Now. How exactly do we show that multiplicative inverses exist, that is, that for any pair $(x,y)$ there exists a pair $(x',y')$ such that their product is equivalent to 1? Using the definition of multiplication for ordered pairs, we need to find $(x',y')$ such that $$(xx'+yy', xy'+x'y) \sim (1,0).$$
I have tried, but all I can get is that this reduces to $$x'-y' = \frac{1}{x-y}.$$ Unfortunately, as we still cannot actually subtract positive real numbers, this does not seem to help.
One possible solution would be to show that having gotten this far, we can now actually subtract positive real numbers by using their isomorphic embedding in the extension. I have the feeling that this is the way to go, but I simply do not see how to write down a proof. It should be based on the following ordering of ordered pairs: $$(x,y)\le(x',y') \Leftrightarrow x+y'\le x'+y.$$ Basically, it seems we have to show somehow that expressions like $\sqrt2-\sqrt3$ (and also $\sqrt3-\sqrt2$!) make sense now.
Why not just do it piecewise? For what it's worth, though, this might be a good reason to use an alternative, "sign-magnitude representation", instead of the difference-based representation, which is closer to how we typically work with signed numbers anyways and hence is more intuitive, or at least I think so. That is, if we are already given $\mathbb{R}^{+}$ by some alternative construction procedure, you can define an element of $\mathbb{R}$ to be
$$(\mbox{$+$ or $0$ or $-$}, m)$$
where the first item listed is the sign, to be one of the three symbols given, $m \in \mathbb{R}^{+}$ is the magnitude of the number, and we identify all elements of the form $(0, m)$ as being the same thing. Then just define
$$\frac{1}{x} := \left(s, \frac{1}{m}\right)$$
when $s \ne 0$, where we've done the right-hand reciprocal in the already-existing nonnegative reals.
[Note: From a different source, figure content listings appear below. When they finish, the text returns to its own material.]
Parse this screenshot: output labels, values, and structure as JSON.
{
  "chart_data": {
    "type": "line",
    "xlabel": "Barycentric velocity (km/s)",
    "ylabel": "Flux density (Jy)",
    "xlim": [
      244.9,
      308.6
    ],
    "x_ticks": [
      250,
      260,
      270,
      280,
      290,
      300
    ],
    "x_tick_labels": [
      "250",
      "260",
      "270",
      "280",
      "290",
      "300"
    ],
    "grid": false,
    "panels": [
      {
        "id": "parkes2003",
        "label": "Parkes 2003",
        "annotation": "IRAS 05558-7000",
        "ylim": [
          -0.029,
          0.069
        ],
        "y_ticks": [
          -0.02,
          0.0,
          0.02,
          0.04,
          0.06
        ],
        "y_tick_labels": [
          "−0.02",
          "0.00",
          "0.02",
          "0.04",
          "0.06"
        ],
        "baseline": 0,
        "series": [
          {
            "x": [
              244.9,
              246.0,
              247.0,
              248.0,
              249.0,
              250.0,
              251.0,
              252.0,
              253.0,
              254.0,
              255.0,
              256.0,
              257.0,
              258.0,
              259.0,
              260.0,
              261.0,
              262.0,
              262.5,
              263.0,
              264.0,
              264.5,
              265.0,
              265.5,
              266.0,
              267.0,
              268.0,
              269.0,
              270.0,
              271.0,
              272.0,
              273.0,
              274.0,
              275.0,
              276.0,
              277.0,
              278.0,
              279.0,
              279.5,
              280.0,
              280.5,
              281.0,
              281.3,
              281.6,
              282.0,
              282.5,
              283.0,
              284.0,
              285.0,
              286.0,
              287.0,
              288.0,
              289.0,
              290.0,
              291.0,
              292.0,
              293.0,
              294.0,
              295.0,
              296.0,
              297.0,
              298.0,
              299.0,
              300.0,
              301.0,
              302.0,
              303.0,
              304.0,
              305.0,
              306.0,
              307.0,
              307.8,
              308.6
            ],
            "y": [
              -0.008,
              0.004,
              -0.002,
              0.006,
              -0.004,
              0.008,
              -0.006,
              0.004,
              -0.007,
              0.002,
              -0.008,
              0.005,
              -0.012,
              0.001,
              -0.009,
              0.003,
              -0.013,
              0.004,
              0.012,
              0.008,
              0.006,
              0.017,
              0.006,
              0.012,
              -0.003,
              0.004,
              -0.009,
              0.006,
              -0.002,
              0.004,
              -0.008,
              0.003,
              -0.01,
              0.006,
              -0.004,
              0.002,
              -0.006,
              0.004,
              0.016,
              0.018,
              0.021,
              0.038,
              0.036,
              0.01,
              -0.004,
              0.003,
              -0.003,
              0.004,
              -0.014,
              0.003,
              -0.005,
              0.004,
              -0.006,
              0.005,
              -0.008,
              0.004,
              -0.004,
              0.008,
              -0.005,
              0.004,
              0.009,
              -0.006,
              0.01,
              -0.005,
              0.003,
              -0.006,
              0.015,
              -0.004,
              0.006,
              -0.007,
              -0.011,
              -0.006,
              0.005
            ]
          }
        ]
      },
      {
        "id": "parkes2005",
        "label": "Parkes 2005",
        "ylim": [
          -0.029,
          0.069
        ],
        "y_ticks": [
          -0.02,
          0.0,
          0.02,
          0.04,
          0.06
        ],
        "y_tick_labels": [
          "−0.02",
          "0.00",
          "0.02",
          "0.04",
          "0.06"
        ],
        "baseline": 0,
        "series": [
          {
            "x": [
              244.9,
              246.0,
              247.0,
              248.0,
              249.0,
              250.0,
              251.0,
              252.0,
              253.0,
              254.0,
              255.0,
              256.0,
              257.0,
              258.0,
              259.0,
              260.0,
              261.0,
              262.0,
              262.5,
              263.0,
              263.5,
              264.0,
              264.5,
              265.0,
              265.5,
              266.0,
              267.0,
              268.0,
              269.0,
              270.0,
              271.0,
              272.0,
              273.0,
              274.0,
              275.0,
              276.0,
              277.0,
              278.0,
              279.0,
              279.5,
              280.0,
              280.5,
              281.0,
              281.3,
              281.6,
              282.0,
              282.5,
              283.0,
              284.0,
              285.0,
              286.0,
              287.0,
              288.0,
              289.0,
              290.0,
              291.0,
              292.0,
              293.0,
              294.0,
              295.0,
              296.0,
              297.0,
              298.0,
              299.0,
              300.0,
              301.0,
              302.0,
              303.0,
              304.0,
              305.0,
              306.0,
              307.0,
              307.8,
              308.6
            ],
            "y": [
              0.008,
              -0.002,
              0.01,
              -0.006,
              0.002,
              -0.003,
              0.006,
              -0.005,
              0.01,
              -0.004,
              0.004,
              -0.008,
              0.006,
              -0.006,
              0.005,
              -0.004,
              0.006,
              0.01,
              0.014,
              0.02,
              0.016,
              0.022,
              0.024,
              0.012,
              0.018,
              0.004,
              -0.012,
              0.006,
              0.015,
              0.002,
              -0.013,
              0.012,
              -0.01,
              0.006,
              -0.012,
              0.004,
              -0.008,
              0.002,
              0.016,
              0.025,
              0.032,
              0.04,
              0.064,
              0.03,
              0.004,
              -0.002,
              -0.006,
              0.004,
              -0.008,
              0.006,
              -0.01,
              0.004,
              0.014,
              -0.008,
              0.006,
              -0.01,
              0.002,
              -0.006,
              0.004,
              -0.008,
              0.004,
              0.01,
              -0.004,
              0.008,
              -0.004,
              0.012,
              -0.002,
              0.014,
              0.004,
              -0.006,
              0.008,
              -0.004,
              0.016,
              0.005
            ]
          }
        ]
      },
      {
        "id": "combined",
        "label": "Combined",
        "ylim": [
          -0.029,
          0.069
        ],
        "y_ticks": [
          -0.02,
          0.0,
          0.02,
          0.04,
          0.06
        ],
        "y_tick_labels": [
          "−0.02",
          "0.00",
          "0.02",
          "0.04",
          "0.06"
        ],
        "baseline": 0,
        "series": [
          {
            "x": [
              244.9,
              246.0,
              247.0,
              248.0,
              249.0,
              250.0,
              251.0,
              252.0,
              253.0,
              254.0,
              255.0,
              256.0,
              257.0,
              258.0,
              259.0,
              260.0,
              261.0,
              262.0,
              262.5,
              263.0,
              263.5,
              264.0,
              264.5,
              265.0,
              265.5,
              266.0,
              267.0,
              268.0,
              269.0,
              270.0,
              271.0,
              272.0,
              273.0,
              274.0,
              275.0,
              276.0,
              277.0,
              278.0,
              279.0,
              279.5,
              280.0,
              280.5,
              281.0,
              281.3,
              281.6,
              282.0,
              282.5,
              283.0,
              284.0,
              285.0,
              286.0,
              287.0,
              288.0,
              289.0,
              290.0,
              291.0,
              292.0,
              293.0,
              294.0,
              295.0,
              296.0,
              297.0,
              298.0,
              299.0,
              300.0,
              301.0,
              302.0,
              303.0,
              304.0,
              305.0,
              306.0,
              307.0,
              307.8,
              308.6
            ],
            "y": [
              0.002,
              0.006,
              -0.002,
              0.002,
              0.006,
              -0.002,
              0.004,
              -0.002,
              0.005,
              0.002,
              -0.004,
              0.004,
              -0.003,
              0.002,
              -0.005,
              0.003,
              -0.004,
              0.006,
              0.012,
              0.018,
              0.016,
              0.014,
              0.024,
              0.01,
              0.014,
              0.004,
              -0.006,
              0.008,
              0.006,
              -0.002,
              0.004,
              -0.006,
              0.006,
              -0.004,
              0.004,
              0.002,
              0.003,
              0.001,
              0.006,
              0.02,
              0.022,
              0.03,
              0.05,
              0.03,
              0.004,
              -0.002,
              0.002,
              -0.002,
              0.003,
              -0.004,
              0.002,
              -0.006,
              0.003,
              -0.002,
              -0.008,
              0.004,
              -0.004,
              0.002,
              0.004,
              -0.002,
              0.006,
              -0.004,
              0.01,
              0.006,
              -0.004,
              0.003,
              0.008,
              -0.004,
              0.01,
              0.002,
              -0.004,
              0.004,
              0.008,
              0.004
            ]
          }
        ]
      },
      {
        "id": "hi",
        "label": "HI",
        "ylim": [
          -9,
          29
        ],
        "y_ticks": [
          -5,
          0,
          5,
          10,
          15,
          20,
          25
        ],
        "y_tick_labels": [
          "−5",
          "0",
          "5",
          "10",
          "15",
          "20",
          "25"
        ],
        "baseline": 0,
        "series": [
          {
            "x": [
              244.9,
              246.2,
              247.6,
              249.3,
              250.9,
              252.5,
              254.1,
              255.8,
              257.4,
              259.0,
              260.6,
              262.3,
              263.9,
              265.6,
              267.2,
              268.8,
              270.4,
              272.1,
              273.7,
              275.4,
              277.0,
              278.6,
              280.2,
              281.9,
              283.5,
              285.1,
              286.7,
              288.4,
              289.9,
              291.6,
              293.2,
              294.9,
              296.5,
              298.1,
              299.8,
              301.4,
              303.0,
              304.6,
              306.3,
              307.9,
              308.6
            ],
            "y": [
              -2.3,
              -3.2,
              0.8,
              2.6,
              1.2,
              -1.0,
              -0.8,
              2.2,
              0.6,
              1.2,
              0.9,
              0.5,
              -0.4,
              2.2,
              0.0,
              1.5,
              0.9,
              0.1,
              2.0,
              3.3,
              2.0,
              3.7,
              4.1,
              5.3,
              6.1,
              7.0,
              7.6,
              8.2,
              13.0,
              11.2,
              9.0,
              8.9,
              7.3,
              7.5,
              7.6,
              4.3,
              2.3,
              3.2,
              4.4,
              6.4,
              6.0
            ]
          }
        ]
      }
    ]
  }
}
On the other hand, you have to now construct addition piecewise, but at least here it's considerably more obvious and natural how to do that (e.g. "plus plus minus is subtraction", etc.).
I don't think there's any good way to handle the difference-based definition that would not be piecewise - note that with the positive reals you can already subtract $x - y$ when $x > y$, and then just take $x - y$ for $x < y$ as $-(y - x)$. It works more slickly for building the additive group structure of the integers from the natural numbers, but not so much for the multiplicative structure of reals from positive reals. In particular, note that any "differencing" definition you are going to come up with has to mirror some operation on fractions of the form
$$\frac{a}{b} - \frac{c}{d}$$
which equals $\frac{ad - bc}{bd}$, but there's no way to get a difference in the denominator $bd$ without subtracting things there, i.e. using only addition, multiplication, and division of positive reals, and hence we're pretty much back to handling the case of the left operand being less than the right operand piecewisedly.